إِنَّ فِي ذَٰلِكَ لَأٓيَةٗۖ وَمَا كَانَ أَكۡثَرُهُم مُّؤۡمِنِينَ ٨
Şüphe yok ki, bunda elbette bir ibret vardır. Halbuki, onların ekserisi imân etmiş kimseler olmadı.
وَإِنَّ رَبَّكَ لَهُوَ ٱلۡعَزِيزُ ٱلرَّحِيمُ ٩
Ve muhakkak ki, Senin Rabbin elbette o, çok izzet sahibidir, çok merhametlidir.
وَإِذۡ نَادَىٰ رَبُّكَ مُوسَىٰٓ أَنِ ٱئۡتِ ٱلۡقَوۡمَ ٱلظَّٰلِمِينَ ١٠
(10-11) Ve yâd et o zamanı ki, Rabbin Mûsa'ya nidâ buyurdu ki: «Zalimler olan kavme gidiver. Fir'avun'un kavmine ki, daha sakınmayacaklar mı?»
قَوۡمَ فِرۡعَوۡنَۚ أَلَا يَتَّقُونَ ١١
(10-11) Ve yâd et o zamanı ki, Rabbin Mûsa'ya nidâ buyurdu ki: «Zalimler olan kavme gidiver. Fir'avun'un kavmine ki, daha sakınmayacaklar mı?»
قَالَ رَبِّ إِنِّيٓ أَخَافُ أَن يُكَذِّبُونِ ١٢
(12-13) Dedi ki: «Yarabbi! Şüphe yok ki, beni tekzîp edeceklerinden korkarım. Ve göğsüm daralır ve dilim açılmaz, artık Harun'a da risâlet ver.»

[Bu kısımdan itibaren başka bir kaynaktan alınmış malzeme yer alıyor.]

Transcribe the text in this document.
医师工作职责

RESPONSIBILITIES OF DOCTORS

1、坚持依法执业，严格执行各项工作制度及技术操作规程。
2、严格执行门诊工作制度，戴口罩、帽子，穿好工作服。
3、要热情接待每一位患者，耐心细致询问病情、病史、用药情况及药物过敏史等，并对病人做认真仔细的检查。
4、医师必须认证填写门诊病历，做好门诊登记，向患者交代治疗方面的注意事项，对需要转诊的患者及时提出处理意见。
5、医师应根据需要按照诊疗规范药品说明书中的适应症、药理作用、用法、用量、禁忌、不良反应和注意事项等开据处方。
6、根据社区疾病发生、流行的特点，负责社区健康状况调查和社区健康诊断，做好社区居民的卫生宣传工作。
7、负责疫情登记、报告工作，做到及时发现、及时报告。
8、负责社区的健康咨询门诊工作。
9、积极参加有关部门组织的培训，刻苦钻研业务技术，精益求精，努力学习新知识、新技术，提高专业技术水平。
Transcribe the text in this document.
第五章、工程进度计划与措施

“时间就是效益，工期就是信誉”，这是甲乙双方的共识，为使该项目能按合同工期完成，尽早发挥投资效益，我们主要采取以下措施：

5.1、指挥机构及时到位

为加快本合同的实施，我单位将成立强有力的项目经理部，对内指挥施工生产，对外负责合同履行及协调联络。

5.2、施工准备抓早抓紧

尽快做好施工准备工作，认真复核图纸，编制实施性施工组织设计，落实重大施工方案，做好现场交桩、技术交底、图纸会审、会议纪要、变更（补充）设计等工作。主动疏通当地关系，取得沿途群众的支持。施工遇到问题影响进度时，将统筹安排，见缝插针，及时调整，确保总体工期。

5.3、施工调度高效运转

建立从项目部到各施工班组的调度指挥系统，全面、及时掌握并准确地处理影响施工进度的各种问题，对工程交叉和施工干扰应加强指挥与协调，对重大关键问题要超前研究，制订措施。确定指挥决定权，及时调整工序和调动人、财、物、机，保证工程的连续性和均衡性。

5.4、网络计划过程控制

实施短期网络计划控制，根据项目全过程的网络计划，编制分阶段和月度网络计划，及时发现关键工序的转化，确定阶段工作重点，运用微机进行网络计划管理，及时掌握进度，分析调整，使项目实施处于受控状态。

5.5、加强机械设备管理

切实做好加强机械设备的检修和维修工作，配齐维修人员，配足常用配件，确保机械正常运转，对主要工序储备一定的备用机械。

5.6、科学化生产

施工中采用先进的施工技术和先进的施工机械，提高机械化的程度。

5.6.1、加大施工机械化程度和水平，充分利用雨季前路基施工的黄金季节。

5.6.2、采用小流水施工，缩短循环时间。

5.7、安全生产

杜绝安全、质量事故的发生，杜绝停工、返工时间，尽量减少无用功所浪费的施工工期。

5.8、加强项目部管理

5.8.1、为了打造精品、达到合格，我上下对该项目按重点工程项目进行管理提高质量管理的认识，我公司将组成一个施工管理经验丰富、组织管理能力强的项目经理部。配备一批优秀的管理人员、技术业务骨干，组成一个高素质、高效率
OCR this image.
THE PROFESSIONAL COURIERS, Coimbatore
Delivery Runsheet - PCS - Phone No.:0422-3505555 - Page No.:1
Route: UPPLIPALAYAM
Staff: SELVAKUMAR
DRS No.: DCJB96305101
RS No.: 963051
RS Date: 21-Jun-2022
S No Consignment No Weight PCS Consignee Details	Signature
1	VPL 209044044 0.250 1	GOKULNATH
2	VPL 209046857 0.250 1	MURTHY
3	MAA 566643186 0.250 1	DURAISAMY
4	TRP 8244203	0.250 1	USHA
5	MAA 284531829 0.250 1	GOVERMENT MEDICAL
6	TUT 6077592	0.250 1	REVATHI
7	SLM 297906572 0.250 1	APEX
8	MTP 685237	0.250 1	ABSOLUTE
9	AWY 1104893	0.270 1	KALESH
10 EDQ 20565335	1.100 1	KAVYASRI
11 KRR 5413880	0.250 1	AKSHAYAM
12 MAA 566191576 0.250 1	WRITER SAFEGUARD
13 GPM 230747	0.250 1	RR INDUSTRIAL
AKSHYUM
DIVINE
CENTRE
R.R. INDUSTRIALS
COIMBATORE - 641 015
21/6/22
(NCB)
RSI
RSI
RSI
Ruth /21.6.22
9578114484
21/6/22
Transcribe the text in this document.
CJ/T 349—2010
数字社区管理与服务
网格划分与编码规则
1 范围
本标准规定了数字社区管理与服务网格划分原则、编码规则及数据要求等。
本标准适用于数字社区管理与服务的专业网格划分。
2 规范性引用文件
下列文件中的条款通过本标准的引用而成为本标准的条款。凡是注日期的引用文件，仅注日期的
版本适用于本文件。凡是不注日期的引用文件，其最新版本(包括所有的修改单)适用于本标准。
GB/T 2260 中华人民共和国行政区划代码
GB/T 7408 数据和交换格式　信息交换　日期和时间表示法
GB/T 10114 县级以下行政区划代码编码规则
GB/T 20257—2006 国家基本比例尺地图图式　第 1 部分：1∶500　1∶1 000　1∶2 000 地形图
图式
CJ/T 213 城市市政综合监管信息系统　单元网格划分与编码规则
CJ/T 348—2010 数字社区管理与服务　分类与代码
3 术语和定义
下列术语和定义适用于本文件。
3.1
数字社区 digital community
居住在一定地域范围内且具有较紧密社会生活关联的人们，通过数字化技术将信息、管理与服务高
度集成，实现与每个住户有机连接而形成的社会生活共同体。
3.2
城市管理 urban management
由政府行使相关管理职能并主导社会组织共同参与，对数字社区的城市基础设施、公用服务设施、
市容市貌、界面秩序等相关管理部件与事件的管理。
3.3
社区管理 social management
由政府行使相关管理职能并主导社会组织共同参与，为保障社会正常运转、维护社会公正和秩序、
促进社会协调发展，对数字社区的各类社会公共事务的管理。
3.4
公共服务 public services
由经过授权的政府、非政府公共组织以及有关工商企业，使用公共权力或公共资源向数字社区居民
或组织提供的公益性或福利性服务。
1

وَيَضِيقُ صَدۡرِي وَلَا يَنطَلِقُ لِسَانِي فَأَرۡسِلۡ إِلَىٰ هَٰرُونَ ١٣
(12-13) Dedi ki: «Yarabbi! Şüphe yok ki, beni tekzîp edeceklerinden korkarım. Ve göğsüm daralır ve dilim açılmaz, artık Harun'a da risâlet ver.»
وَلَهُمۡ عَلَيَّ ذَنۢبٞ فَأَخَافُ أَن يَقۡتُلُونِ ١٤
(14-15) «Ve hem onlar için benim üzerimde bir suç da var. Binaenaleyh beni öldüreceklerinden korkarım.» (Cenâb-ı Hak) Buyurdu ki: «Asla! İmdi ikiniz de Bizim âyetlerimizle gidiniz. Şüphe yok Biz işiticiler olduğumuz halde sizinle beraberiz.»
قَالَ كـَلَّاۖ فَٱذۡهَبَا بِـَٔايَٰتِنَآۖ إِنَّا مَعَكُم مُّسۡتَمِعُونَ ١٥
(14-15) «Ve hem onlar için benim üzerimde bir suç da var. Binaenaleyh beni öldüreceklerinden korkarım.» (Cenâb-ı Hak) Buyurdu ki: «Asla! İmdi ikiniz de Bizim âyetlerimizle gidiniz. Şüphe yok Biz işiticiler olduğumuz halde sizinle beraberiz.»